As the Court indicated at the close of oral argument, it is satisfied that there exists reasonable factual disputes as to the accounting practices utilized by Goal Media so as to preclude summary judgment as to claim #2 above. Further, as to the disclosure issue, plaintiff asserts that any disclosure complained of by the defendant was required in order to obtain the necessary approvals for the contract or were reasonable internal notifications of its affected employees. As such, there also appears to be a factual dispute whether disclosures were appropriate under the letter of intent and thus summary judgment is not appropriate as to this area.
This leaves the final area relating to the reconfiguration of Mr. Ferraro's employment contract. Candidly, the Court is troubled by what appears to be a blatant attempt to create the illusion of a significantly different employment relationship between Goal Media and Mr. Ferraro who everyone appears to agree would be a key player in the defendant's evaluation of the viability of Goal Media's business. The e-mail cited by the defendant in its memorandum and the creation of a "new" agreement by Mr.
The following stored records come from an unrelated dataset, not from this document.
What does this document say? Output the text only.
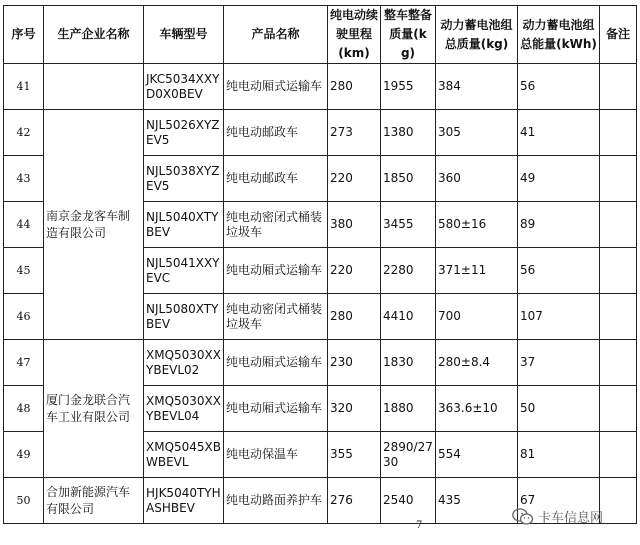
序号	生产企业名称	车辆型号	产品名称	纯电动续驶里程(km)	整车整备质量(kg)	动力蓄电池组总质量(kg)	动力蓄电池组总能量(kWh)	备注
41		JKC5034XXYD0X0BEV	纯电动厢式运输车	280	1955	384	56	
42	南京金龙客车制造有限公司	NJL5026XYZEV5	纯电动邮政车	273	1380	305	41	
43		NJL5038XYZEV5	纯电动邮政车	220	1850	360	49	
44		NJL5040XTYBEV	纯电动密闭式桶装垃圾车	380	3455	580±16	89	
45		NJL5041XXYEVC	纯电动厢式运输车	220	2280	371±11	56	
46		NJL5080XTYBEV	纯电动密闭式桶装垃圾车	280	4410	700	107	
47	厦门金龙联合汽车工业有限公司	XMQ5030XXYBEVL02	纯电动厢式运输车	230	1830	280±8.4	37	
48		XMQ5030XXYBEVL04	纯电动厢式运输车	320	1880	363.6±10	50	
49		XMQ5045XBWBEVL	纯电动保温车	355	2890/2730	554	81	
50	合加新能源汽车有限公司	HJK5040TYHASHBEV	纯电动路面养护车	276	2540	435	67	
7	卡车信息网
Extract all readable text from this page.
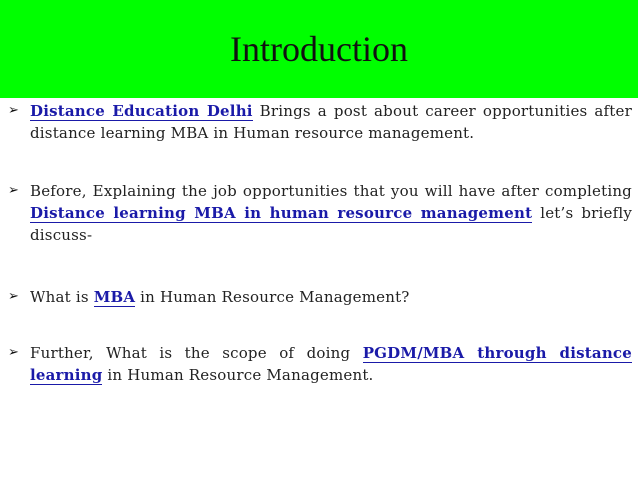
Introduction
➢ Distance Education Delhi Brings a post about career opportunities after distance learning MBA in Human resource management.
➢ Before, Explaining the job opportunities that you will have after completing Distance learning MBA in human resource management let’s briefly discuss-
➢ What is MBA in Human Resource Management?
➢ Further, What is the scope of doing PGDM/MBA through distance learning in Human Resource Management.
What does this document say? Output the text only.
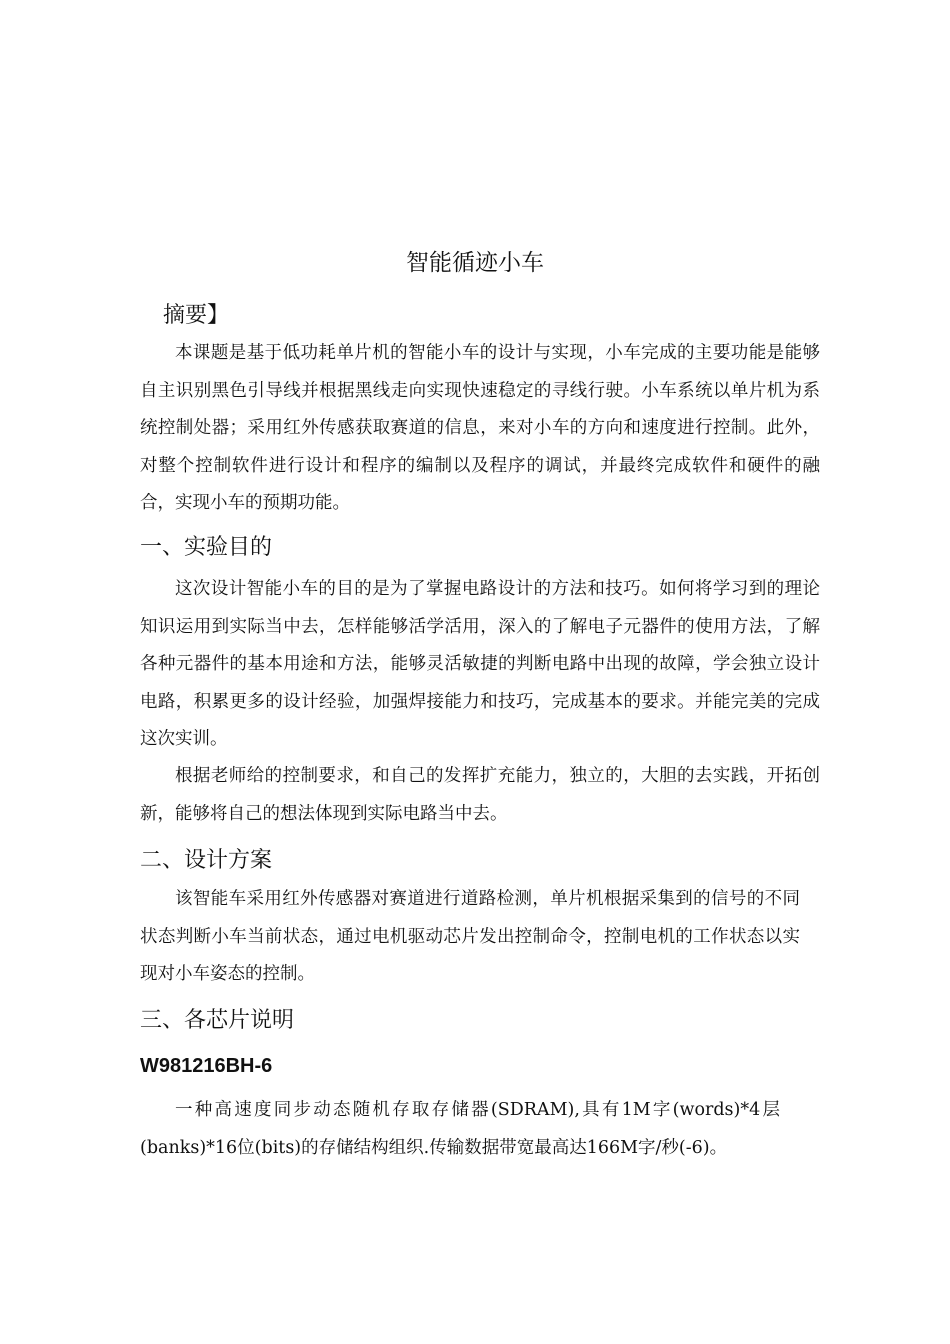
智能循迹小车
摘要】

本课题是基于低功耗单片机的智能小车的设计与实现，小车完成的主要功能是能够自主识别黑色引导线并根据黑线走向实现快速稳定的寻线行驶。小车系统以单片机为系统控制处器；采用红外传感获取赛道的信息，来对小车的方向和速度进行控制。此外，对整个控制软件进行设计和程序的编制以及程序的调试，并最终完成软件和硬件的融合，实现小车的预期功能。

一、实验目的

这次设计智能小车的目的是为了掌握电路设计的方法和技巧。如何将学习到的理论知识运用到实际当中去，怎样能够活学活用，深入的了解电子元器件的使用方法，了解各种元器件的基本用途和方法，能够灵活敏捷的判断电路中出现的故障，学会独立设计电路，积累更多的设计经验，加强焊接能力和技巧，完成基本的要求。并能完美的完成这次实训。

根据老师给的控制要求，和自己的发挥扩充能力，独立的，大胆的去实践，开拓创新，能够将自己的想法体现到实际电路当中去。

二、设计方案

该智能车采用红外传感器对赛道进行道路检测，单片机根据采集到的信号的不同状态判断小车当前状态，通过电机驱动芯片发出控制命令，控制电机的工作状态以实现对小车姿态的控制。

三、各芯片说明
W981216BH-6

一种高速度同步动态随机存取存储器(SDRAM),具有1M字(words)*4层(banks)*16位(bits)的存储结构组织.传输数据带宽最高达166M字/秒(-6)。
Stoehr would give any reasonable businessperson pause as to the appropriateness of proceeding with this venture and the credibility and trustworthiness of Mr. Stoehr and Mr. Ferraro. How ever, the Court cannot ignore the explanation given by Mr. Stoehr when questioned as to this area. In essence, Mr. Stoehr asserts that the employment modifications were the product of discussions occurring over a lengthy period of time prior to the letter of intent being executed and was simply his attempt to bring those discussions to a finality, recognizing that Mr. Ferraro would be included in the defendant's plans for the operation of the venture if the letter of intent lead to the purchase of the business by the defendants. Whether this explanation is a reasonable version of the events by the plaintiff or whether the actions of the plaintiff provided a justifiable cause for the defendant not to proceed with the letter of intent is a factual dispute that the Court finds appropriate for the jury to decide. This is not a clear cut fraudulent representation without any plausible explanation, and thus the Court cannot justify the extreme measure of summary judgment effectively stopping the litigation.
As a result of the above, the defendant's Motion for Summary Judgment is DENIED. The trial will proceed as scheduled on Monday, June 23, 2003. This Opinion does not preclude the defendant from again requesting a directed verdict at the conclusion of the trial based upon similar grounds or from requesting appropriate jury instructions in this area. The Court also intends to give the defendant significant latitude in fully exploring this area if Mr. Stoehr testifies.
Again, the Court apologizes for the brevity of this Opinion but hopefully this guidance will allow you to proceed forward.